The National Marine Manufacturers Association announced today that recreational boating has an annual economic value of $121 billion, a number that includes new and used product sales, craft and trip sales and labor income.
“Everything that touches boating is a part of this study,” NMMA spokeswoman Sarah Ryser told Trade Only Today. “It’s the first time the NMMA has done something of this magnitude.”
The data showed that Americans spent more money on annual boat trips than in any other category, potentially reflecting the 6 percent increase in boating participation. They also spent more on maintenance, upkeep and parts in 2012 than on new boats, motors and trailers.
“Craft and trip” spending in the United States measured $83.8 billion, which includes new boats, motorsand trailers, accounting for $20.7 billion; used boats, motors and trailers, making up $11.74 billion; “annual craft spending,” or upkeep, parts and maintenance at $23.64 billion; and boat trip spending at $27.72 billion, Ryser said.
The industry supports 964,000 American jobs and 34,833 businesses, contributing $39.9 billion in annual labor income.
The findings were part of data collected for the annual U.S. Recreational Boating Statistical Abstract, which will be released later in June.
Though they’re a small percentage of overall sales, new sailboat purchases were up 29.2 percent in 2012, giving new-boat sales a little push overall.
The NMMA had estimated that sales overall rose 10 percent in 2012 — the biggest gain seen since the recession’s onset — launching a media blitz covering the industry’s rebound. New-boat sales were actually up 10.7 percent, to 163,245, with powerboat sales rising 10 percent, to 157,300 units, and new sailboat sales jumping 29.2 percent, to 5,945.
Outboard boats are the most popular type of new powerboat sold, making up about 82 percent of the market.

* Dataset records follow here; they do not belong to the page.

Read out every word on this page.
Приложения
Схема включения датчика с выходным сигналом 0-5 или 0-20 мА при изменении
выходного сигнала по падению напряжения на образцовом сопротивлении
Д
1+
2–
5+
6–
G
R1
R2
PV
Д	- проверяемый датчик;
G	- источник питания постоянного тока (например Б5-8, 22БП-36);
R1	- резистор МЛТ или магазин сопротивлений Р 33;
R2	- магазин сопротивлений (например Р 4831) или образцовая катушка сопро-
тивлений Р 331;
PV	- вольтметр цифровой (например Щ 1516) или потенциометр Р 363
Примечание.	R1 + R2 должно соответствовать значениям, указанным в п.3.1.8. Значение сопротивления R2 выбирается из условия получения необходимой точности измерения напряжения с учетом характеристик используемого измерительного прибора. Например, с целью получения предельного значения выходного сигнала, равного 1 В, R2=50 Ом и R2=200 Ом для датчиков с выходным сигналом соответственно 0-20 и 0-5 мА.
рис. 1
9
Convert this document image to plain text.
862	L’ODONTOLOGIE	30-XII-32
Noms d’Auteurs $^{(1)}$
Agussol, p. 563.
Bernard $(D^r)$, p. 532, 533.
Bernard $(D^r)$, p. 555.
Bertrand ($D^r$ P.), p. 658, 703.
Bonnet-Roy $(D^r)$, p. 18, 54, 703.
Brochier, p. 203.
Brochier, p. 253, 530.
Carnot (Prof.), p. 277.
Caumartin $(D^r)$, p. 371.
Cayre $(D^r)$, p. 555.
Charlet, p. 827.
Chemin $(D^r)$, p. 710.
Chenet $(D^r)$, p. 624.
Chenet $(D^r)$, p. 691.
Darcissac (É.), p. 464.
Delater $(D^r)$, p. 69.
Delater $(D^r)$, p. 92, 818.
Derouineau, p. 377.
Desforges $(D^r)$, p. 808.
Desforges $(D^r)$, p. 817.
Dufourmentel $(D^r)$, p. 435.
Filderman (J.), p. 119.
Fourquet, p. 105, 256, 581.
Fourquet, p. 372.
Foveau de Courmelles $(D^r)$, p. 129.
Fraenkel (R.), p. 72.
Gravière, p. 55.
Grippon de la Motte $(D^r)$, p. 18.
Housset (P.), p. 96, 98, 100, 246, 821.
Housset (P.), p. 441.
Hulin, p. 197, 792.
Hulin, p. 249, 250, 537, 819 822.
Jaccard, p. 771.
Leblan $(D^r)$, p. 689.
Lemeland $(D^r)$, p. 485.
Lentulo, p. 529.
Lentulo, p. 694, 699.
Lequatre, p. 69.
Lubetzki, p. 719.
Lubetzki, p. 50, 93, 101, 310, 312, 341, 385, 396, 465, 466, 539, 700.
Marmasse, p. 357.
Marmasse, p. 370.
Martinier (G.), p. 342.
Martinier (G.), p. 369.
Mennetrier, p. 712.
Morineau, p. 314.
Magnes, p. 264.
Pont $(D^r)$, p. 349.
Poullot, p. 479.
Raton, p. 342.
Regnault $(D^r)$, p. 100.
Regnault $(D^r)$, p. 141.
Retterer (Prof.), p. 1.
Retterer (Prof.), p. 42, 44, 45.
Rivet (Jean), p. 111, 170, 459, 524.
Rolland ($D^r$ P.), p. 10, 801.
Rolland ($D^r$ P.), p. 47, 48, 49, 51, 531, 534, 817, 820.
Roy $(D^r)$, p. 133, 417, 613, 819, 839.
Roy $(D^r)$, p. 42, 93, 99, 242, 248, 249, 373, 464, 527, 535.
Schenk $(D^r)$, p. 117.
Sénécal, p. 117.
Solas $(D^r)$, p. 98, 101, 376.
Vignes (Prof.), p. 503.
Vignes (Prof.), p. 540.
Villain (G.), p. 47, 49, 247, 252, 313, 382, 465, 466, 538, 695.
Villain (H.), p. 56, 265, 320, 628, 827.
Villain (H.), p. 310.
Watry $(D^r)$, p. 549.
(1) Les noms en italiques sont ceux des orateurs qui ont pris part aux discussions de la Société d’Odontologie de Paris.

Small fiberglass and aluminum outboard boats 26 feet or less continued their upward climb, with an 11.3 percent increase in the number of new boats sold.
Ski and wakeboard boats also saw healthy growth, with a 13.4 percent increase in new boats sold in 2012.
Jetboats, which are small fiberglass boats of less than 26 feet, were a growing category. Of the 157,300 new powerboats sold in 2012, 4,500 were jetboats, accounting for a 36.4 percent increase.
Boating participation posted the largest increase since the NMMA began measuring it in the early 1990s, with an estimated 88 million adults boating last year. That’s up 6 percent from 83 million in 2011, Ryser said.
The NMMA is forecasting that new powerboat sales will increase an additional 5 percent in 2013.
“Summer is a peak selling season for recreational boats, accessories and services throughout the U.S. as people look for ways to disconnect from the daily grind and enjoy fun times on the water,” NMMA president Thom Dammrich said in a statement. “New-boat sales have historically been a barometer for the U.S. economy, and the steady sales increases we’re seeing are being reinforced by the slow uptick in consumer confidence, housing and spending. As economic growth continues we anticipate sustained steady growth through the remainder of 2013.”